Recently, the team led by Prof. An Pan and Prof. Tingting Geng from the School of Public Health, Huazhong University of Science and Technology, has made new progress in the proteomic characterization of metabolic aging. Their study, entitled “Plasma Proteomics Reveals Biomarkers and Undulating Changes in Metabolic Aging”, was published in Research. The findings highlight core plasma proteins associated with metabolic aging and identify critical periods of dramatic proteomic changes during the aging process. This provides a scientific basis for developing biomarkers of metabolic aging and designing personalized interventions for healthy aging.

Research Background

Global population aging has become an increasingly severe challenge. Advancing age is accompanied by a decline in metabolic function, and accelerated metabolic aging significantly increases the risk of cardiometabolic diseases and mortality. Therefore, slowing metabolic aging is crucial for preventing cardiometabolic diseases and promoting healthy aging. In recent years, breakthroughs in proteomics have opened new avenues for identifying novel biomarkers and pathways of metabolic aging.

Research Progress

Based on a prospective population cohort, this study constructed a measure of metabolic biological age using metabolomic data from 203,491 participants. Metabolic biological age serves as an indicator of metabolic aging. The results showed that metabolic biological age improved the prediction of mortality, cardiovascular disease, and type 2 diabetes risk beyond traditional risk factors (Figure 1). Moreover, metabolic biological age was closely associated with other aging features such as telomere shortening and frailty (Figure 2).

Figure 1. Predictive power of metabolic biological age for cardiometabolic diseases and mortality

Figure 2. Associations of metabolic biological age with cardiovascular disease, telomere shortening, and frailty

In a subset of 24,920 participants with both metabolomic and proteomic data, the researchers identified 60 proteins associated with all metabolic aging phenotypes (including metabolic biological age, telomere length, frailty index, cardiovascular disease, type 2 diabetes, and mortality). Among them, proteins such as GDF15, PLAUR, TNFRSF10A, TNFRSF10B, IFI30, HGF, WFDC2, COL6A3, PIGR, IGFBP4, and EDA2R ranked among the top 20 across at least four phenotypes. These proteins represent core components of metabolic aging, primarily involved in biological processes such as inflammation and immune responses, apoptosis, fibrosis, and regulation of metabolic homeostasis.

Furthermore, plasma proteins exhibited undulating fluctuations during metabolic aging. Peaks in protein expression were observed at metabolic biological ages of 44, 51, and 63 years (Figure 3).

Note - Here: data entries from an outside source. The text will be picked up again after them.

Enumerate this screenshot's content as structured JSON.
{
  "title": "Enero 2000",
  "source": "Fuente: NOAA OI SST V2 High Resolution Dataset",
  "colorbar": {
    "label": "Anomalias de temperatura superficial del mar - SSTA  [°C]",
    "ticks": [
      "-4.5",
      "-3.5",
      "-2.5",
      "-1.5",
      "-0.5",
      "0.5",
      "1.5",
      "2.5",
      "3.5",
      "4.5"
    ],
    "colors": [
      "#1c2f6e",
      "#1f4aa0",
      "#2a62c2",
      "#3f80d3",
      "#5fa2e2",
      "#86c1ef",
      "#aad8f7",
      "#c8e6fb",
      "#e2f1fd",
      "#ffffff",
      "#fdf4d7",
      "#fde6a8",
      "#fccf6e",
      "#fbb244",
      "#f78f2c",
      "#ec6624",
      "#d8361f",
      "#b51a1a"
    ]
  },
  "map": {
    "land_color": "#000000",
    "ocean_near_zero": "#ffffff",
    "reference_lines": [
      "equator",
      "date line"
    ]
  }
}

These time points may represent critical windows in metabolic aging, suggesting potential periods for targeted metabolic interventions to delay aging and prevent cardiometabolic diseases.

Figure 3. Differential expression of plasma proteins during metabolic aging

Future Outlook

The metabolic biological age constructed in this study can accurately predict mortality and cardiometabolic disease risk, offering clinical significance for population health risk stratification and early disease prevention. The identification of key proteomic biomarkers and their dynamic fluctuations provides important clues for understanding biological pathways of metabolic aging and for developing biomarkers and intervention targets to delay metabolic aging.

Future research should validate these findings across diverse ethnic groups and age ranges, while integrating experimental studies to elucidate underlying biological mechanisms and establish causal relationships. Moreover, precise intervention strategies targeting critical proteins and age-specific windows should be explored to advance early personalized prevention of cardiometabolic diseases and promote healthy aging.